I have been in a few companies since starting in the industry as a developer and I want to share some insight in how in general these companies and maybe you as an individual could do better and why you should care.
Introduction
I am from a frontend background with a sweet little mix of low-level from school, even though I have touched and heavily worked with all aspects of a typical stack. In general, everything from startups developing their product to large scale companies serving millions of users.
A common trait I have seen is that tooling or infrastructure is not neccecarily a priority, altough it should have been in the first place. Let me walk you through a scenario that made this a problem.
Problem
For a startup, it is probably the easiest to see the timeline because the reason for being late to the party is really a clear path forth. For frontend projects, mostly a flavor of Create React App is used, where some firms tend to make a fork of that to support their own variety.
Let me say this already, if you are a startup, please do not maintain a fork of a tool unless there is a special reason to. You are gonna use too much time maintaining a fork, end up being drowned in syncing against an upstream and potentially lock yourself in towards a special node version because one of your dependencies only support a legcy version of node. Do not do that.
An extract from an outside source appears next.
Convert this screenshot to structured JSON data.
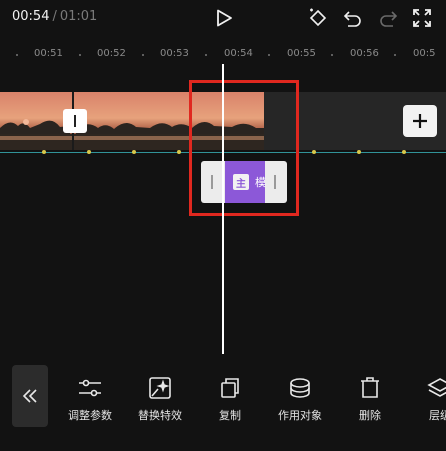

Anyways, so here we are, developing an app in Create React and forget about the burden to come later. You start using this boilerplate more and more, maybe even create a few applications based on this.
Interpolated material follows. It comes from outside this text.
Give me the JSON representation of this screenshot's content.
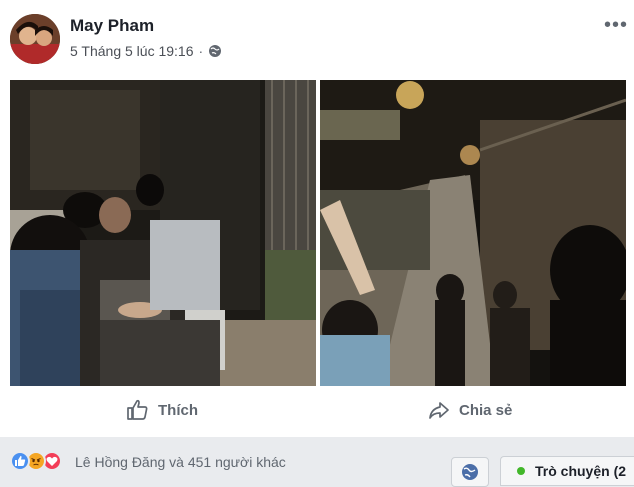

One year later, you are pushing to production. What could go wrong? For large scale companies, you more or less do the same thing, except you might have a bash script to set everything up for you.
Why
Yea why though? Why use time maintaing a fork, avoiding to create a tool to help you bootstrap a boilerplate with fresh deps, knowing that you will be stopped later?Answer is that I do not know, but it has a lot to do with the time people want to use with a tool because they just want to develop a front-end app, cash out and be happy. I respect that, but also I do not. Why? Tools should be respected, not because they are the building blocks that you create your applications from, but rather that they will more or less likely be the foundation you build from next time you create an application.
From the example with Create React App, not creating a custom generator with, say,for instance, yeoman means that you will have to sync somewhere anyway. Instead, invest some time in creating a generator, which will get the latest code, add some readmes to it with your own specialized writing and maybe even add your own linting rules. It will save you a lot of time, and it will reduce the amount of work you will be doing with a tool in general.
Doing so will really help the health of your infrastructure in general, as mentioned, reduce time to maintain and it will avoid you having to be concerned about the cascade of not upgrading dependencies(security, depreciation, bugfixes).
On Reusabilty
Reusing existing tools out there is a thing that is not yet very adopted for some sort of reason. Reusing code is good and it reduces the amount of waste you will produce, much like recycling. For companies, reusing a tool that does exactly what you want to create is nice, because it will allow you to not maintain it or have to maintain a lesser slice of the whole code. For instance, big corps have spent time creating tools that visualize data for you, generate component pieces or even linting rules that makes sense, no need to reinvent the wheel.
On Specialization
For tools, I highly recommend that you spend a minute or two learning a tool, because it is really important in the performance aspect and shipping less code. It will help you to create applications that could scale, for instance across different stacks. This could for instance be that you understand webpack to know what it does, in such way that you can eject your Create React App and support web-components, or multiple stacks. That knowledge will be put into good use long term.
Summary
Try to build upon existing tools to create code that is scalable, thereby reducing maintenance cost for keeping those tools alive. Use other tools and try to reduce amount of boilerplate code you create that is outdated or is not functioning in such way that you can specialize it against your application in the future for production.